Now that the meaning of the terms is clear, you can see how the parties can end up assuming an obligation before any factual determination is even made. My obligation to defend my counterparty is a proactive agreement to assume and fund defense, not an option for them to seek contribution from me for their defense costs after the court issues a decision—unless we write it that way. Even if the parties want to dispute whether the clause applies, that engenders yet another costly arbitration or trial.
Another factor to consider is the size of the obligation being assumed. Without a clear limitation of liability clause, which is probably the second-most hotly contested contract term, the size of these obligations is difficult or impossible to estimate.
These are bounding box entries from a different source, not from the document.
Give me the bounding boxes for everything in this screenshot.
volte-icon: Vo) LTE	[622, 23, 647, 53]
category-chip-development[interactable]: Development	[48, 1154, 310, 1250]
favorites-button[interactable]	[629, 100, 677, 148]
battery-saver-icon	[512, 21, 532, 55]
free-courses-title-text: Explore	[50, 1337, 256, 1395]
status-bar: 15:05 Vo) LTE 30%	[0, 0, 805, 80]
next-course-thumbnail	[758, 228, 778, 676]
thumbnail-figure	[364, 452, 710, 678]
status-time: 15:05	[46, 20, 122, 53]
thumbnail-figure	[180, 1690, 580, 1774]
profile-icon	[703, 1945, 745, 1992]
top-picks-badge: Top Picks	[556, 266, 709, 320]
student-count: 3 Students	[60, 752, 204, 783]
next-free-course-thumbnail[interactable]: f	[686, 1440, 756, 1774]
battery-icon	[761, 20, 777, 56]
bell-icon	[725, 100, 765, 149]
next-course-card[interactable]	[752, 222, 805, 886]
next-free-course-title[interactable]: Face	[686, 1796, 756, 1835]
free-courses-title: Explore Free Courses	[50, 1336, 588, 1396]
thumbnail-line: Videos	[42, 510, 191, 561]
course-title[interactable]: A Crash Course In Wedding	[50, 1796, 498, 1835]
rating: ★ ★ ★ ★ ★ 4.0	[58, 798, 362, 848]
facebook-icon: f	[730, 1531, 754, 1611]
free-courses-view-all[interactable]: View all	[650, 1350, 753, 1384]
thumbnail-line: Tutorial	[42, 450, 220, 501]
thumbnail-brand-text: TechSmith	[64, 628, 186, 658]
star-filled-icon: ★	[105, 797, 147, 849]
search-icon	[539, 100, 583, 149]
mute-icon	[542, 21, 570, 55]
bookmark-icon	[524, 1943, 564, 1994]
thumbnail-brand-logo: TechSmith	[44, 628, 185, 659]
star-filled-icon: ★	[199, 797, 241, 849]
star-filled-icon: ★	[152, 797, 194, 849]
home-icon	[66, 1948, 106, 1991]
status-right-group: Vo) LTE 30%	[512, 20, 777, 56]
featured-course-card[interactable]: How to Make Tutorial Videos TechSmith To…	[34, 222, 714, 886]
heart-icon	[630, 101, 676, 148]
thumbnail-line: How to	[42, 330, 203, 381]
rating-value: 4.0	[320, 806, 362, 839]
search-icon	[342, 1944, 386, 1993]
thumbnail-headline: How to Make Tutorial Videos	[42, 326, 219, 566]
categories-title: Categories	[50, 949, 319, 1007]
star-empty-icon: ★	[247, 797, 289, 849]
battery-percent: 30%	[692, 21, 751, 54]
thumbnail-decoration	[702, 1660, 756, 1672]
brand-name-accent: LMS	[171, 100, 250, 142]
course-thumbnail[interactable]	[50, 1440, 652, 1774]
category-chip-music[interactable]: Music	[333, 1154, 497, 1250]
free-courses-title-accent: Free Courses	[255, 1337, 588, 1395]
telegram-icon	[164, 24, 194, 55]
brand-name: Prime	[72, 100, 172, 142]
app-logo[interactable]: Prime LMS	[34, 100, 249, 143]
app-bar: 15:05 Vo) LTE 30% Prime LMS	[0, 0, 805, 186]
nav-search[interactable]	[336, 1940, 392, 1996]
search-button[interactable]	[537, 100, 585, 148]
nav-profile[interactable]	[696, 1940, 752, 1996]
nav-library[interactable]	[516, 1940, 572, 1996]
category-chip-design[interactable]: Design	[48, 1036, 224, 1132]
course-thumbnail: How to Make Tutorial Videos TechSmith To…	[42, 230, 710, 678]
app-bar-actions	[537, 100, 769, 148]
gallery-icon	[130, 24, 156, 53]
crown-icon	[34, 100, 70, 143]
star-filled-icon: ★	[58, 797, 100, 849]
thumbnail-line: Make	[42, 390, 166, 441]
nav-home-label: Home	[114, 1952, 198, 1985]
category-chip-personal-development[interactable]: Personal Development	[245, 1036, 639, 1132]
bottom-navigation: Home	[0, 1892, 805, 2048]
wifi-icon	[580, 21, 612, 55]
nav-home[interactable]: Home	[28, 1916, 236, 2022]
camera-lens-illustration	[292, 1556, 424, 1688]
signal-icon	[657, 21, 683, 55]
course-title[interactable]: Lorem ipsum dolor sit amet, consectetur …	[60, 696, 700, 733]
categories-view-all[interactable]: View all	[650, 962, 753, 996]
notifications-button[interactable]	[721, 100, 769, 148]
Fixing liability at the value of the contract provides the guarantor with an assurance that they will at least not lose more than they could have gained. This may be unacceptable to the guaranteed party though, because it is not hard to imagine a scenario where the damages caused could surpass the value of the contract. Determining a limit that addresses the concerns of each party is a challenging exercise on its own, and no two transactions will have exactly the same set of pressures. The starting points are obvious—the guarantor wants a low limit, while the guaranteed wants no limit—but after that, the variables are highly individual.
One strategy that may help brings the two ends together on both indemnity and liability limitation is imposing mutuality of obligation. Anyone with two children and one cookie is familiar with the concept: One splits the cookie, and the other chooses which piece they want. This forces each party to put themselves in the other’s shoes and leads to less extreme positions. This is not a cure-all because there are many situations where the dynamics make mutuality impractical or at least extremely unattractive, but when it applies it helps to circumvent a very difficult topic.